Paul and Peter are two prime biblical examples. Paul, an orthodox Jew and educated Pharisee, persecutor of the early Christian community, became God's messenger to the Gentiles. What an ironic twist that God would commission an orthodox zealot as his spokesman to those living outside the faith of Abraham, Isaac, and Jacob. Then, there's Peter, a rough Galilean fisherman unschooled but observant, who God sent as his messenger to the Jewish nation. That a hard scrapple man of the sea could represent the Father to the most religious people of the time was equally astounding. But, Scripture is clear about their missions. Paul confirmed it in his letter to the Galatians---

On the contrary, when they saw that I had been entrusted with the gospel to the

uncircumcised, just as Peter had been entrusted with the gospel to the

circumcised...

Galatians 2:7, ESV

Changes were in order for them both. Yes, each of them had experienced a life changing moment when Jesus called them. Neither was complete in their Christian maturity, but being transformed into the image of Jesus Christ their Lord was a lifetime, ever-changing process . When Jesus called them, Paul on the Damascus road and Peter on the shore of the Sea of Galilee, their lives had been altered in dramatic ways. Change would characterize their lives even more as they ventured into the systems of people alien to them.

Of course, the Apostolic period of church history validates the success of their mission assignments and the advance of the gospel to the people to whom they had been commissioned. Today, looking back, we can marvel at God's wisdom in giving them work that tested them, moved them out of their comfort zones, and changed the world. A study of their lives, affirmed in the Acts of the Apostles and in the Epistles, reminds us that the internal change button was activated as they pursued their missions. No, they were not fully developed when God began to work through them. Still, the change mechanisms were operating and they were open to what God wanted to do in them to fulfill their calling.

Resistance to change is basic to human nature. It is especially so in a world that moves as fast and as multi-directional as ours. But, personal change is the first movement of the gospel realized in us. It is the essence of the gospel, the dynamic of being a new creation in Christ, the reality of his doing a continual new work in his people, our call to be new wine skins as vessels for the new wine, a lifetime of being transformed and conformed to the image of Christ.

Jesus touched on it when he challenged the crowds with talk about with self-denial, cross bearing, and following (see Luke 9:23). At the root human resistance to change is most often a crisis of personal autonomy, you know, who's in charge. There's another angle too. These actions---self-denial, cross bearing, and following---are continuous in the life of believers. Paul and Peter were changed forever when Jesus chose them and set them apart for spiritual leadership. But, they both understood the personal struggles of obedience in the long stretch of their ministries. They knew the change button would need to be functioning throughout their lives.

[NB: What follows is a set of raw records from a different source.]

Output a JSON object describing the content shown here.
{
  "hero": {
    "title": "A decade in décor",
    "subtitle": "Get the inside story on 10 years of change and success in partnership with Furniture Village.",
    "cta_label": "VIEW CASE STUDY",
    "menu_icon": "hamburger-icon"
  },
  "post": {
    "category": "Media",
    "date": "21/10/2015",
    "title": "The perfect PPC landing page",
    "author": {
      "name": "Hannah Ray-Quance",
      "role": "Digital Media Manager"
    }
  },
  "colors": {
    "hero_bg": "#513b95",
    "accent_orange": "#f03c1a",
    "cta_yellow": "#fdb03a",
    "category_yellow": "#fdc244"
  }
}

Spiritual leaders must keep the change and start processes in sync. Our effectiveness will be measured by our responsiveness to his guidance and readiness to go where he sends. It's a trip wire for many of us today. The confidence and self-assurance of leadership cannot ever produce self-absorption. And, we cannot ever become weary in the constant processes of being transformed to the image of his son.

Paul and Peter learned something from the change he was working in them.

That according to the riches of his glory he may grant you to be strengthened with power

through his Spirit in your inner being,

Ephesians 3:16

And after you have suffered a little while, the God of all grace, who has called you to his

eternal glory in Christ, will himself restore, confirm, strengthen, and establish you.

1 Peter 5:10, ESV

They understood that God would give them what they needed to keep the two buttons in sync for the long-haul of their spiritual leadership.